Proposed by Francesco Della Puppa (University of Venice, Ca' Foscari Italy), Nicola Montagna (Middlesex University, UK), Phoebe Moore (University of Leicester School of Business, UK), Jamie Woodcock (Open University, UK)
In the last forty years, since the end of organisation of production by the so-called Taylorist-Fordist criteria and the beginning of the neo-liberal revolution, work in the advanced economies has undergone profound transformations. These have been driven by key changes in production and its organisation, such as the increasing externalisation of production phases, along with the consequent – enormous – growth of the service economy, and the rapid development of digital technologies.
More recently, a key role has been played by the development of platform capitalism and the gig economy as a way of organising work and providing services. Some of the most important global companies, such as Uber, Amazon, DoorDash, Care.com, etc. operate in this booming sector, which received a further boost during the Covid-19 pandemic. These companies supply a variety of key services such as ride-hailing, domestic and care work, food delivery, and many others, which are provided by a diverse workforce in terms of gender, nationality, and age, and in very different working conditions. One of the main effects of the expansion of the gig economy has been a further reduction of workplace rights and the growth of precarious labour. While reduced security for workers was already happening because of the financialization of the economy, which counterposed shareholders' and workers' interests, the intrinsic complexity of the service economy and the impact of information technology, the gig economy has accelerated this process.
There are no comprehensive data on the precise number of people employed across this sector and even less on migrant and foreign workers. However, even in countries with high unemployment or with a huge supply of unskilled labour, it is widely documented that migrant workers provide a large share of the labour power behind a range of gig economy services. They constitute a vital infrastructure for these platforms, which can rely on a perpetual influx of migrant workers in sectors such as logistics, deliveries, care, and cleaning, etc. On the one hand, occupations in the gig economy are often degraded, as they imply longer working hours at lower salaries, and therefore find in migrant workers who can fill them. On the other hand, they also offer migrants much-needed income opportunities, particularly for those who lack skills and are not easily employable or those whose legal status is less secure.

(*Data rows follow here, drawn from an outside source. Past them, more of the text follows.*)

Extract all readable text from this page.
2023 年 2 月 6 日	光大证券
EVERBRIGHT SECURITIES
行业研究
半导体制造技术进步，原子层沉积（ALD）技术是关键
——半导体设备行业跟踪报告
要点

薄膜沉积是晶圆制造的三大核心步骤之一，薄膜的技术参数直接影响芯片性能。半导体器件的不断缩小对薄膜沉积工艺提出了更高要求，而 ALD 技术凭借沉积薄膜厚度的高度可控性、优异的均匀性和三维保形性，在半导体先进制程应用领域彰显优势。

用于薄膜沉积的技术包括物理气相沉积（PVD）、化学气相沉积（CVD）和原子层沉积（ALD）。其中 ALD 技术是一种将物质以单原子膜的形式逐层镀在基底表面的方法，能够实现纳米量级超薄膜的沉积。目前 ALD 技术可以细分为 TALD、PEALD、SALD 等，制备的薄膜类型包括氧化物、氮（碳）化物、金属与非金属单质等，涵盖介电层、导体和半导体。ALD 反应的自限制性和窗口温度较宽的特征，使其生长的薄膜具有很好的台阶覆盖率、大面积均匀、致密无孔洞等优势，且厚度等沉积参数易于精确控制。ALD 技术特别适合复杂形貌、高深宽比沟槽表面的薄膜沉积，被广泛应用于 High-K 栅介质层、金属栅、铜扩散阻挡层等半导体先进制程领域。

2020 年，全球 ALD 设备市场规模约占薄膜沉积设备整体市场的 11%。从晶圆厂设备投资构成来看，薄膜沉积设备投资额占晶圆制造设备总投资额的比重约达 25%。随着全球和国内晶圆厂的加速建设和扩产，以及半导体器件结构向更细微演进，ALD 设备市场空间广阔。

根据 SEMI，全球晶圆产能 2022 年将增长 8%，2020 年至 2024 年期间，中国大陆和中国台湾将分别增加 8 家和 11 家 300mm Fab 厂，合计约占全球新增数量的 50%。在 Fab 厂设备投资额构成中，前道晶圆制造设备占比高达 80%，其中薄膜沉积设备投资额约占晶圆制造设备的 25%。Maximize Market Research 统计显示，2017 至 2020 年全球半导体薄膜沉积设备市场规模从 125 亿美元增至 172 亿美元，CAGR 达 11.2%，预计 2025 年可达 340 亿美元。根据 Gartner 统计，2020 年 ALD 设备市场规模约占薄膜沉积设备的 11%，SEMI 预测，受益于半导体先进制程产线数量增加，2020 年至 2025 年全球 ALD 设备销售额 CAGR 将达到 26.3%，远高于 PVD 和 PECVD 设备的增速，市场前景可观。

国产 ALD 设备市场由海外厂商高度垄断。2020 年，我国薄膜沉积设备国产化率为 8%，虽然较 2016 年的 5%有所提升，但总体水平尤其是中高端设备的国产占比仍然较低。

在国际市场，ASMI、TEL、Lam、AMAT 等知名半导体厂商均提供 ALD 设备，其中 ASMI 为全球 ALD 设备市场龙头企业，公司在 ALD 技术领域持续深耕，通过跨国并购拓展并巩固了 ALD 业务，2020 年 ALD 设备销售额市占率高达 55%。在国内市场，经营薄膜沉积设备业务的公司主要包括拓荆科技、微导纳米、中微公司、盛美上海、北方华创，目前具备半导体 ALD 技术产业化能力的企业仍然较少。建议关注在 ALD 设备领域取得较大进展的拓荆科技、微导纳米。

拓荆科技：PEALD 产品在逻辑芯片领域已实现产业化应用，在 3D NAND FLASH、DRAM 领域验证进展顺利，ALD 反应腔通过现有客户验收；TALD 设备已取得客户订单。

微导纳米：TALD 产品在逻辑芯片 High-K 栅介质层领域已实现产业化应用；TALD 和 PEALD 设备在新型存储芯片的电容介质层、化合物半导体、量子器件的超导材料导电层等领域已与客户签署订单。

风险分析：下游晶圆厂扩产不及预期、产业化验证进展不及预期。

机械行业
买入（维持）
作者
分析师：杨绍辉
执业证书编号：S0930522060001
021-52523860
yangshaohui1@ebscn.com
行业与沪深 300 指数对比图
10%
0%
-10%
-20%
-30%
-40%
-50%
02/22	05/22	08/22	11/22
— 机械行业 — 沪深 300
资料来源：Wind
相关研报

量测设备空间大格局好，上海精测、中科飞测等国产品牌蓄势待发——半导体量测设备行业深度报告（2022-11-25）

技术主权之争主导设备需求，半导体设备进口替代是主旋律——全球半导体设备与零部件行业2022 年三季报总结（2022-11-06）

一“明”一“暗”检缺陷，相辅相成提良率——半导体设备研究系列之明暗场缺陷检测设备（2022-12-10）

While there is growing academic interest in the platform economy, its technological aspects, its business model and working conditions, very little research has focused on the role of migrant labour and its governance at the intersection of labour market regulation, social welfare, international migration and migration policies. Some research has recently focused on struggles in the logistics sector in Italy – mostly engaged in by migrant workers. However, there are still huge gaps in research on how platformmediated gig work impacts the structural vulnerability of migrant workers and how this can be addressed by welfare policies. The aim of this stream is to address some of these issues.
More precisely, we welcome empirical and theoretical papers on themes such as:
- Migrant workers and digitalised work: quantitative and qualitative aspects
- Artificial Intelligence and work
- Digitalisation and work-related policy
- Digital surveillance
- Labour struggles in the digitalised service sector
- Unionism and self-organisation in the gig economy
- The law of value, production and/or conservation of surplus value in digitalised service work
- Surplus value, Artificial Intelligence and work: ambivalences and contradictions
- Social reproduction and the digitalisation of work in the service sector
- Everyday life of workers in the digitalised service sector
Abstracts should be between 350 and 500 words. Key words should be given that indicate the focus of research and the methods used. The abstract should contain clear information about theoretical orientation, findings, methodology, and what contribution is being made to knowledge. Abstracts of papers that are concerned solely with theoretical or conceptual matters will need to provide clear information on how they address and advance relevant debates. We encourage contributions especially from the Global South.
Abstract submission will open at the start of 1st September 2021 with a deadline of 31st October 2021. Decisions of acceptance will be made by early December 2021.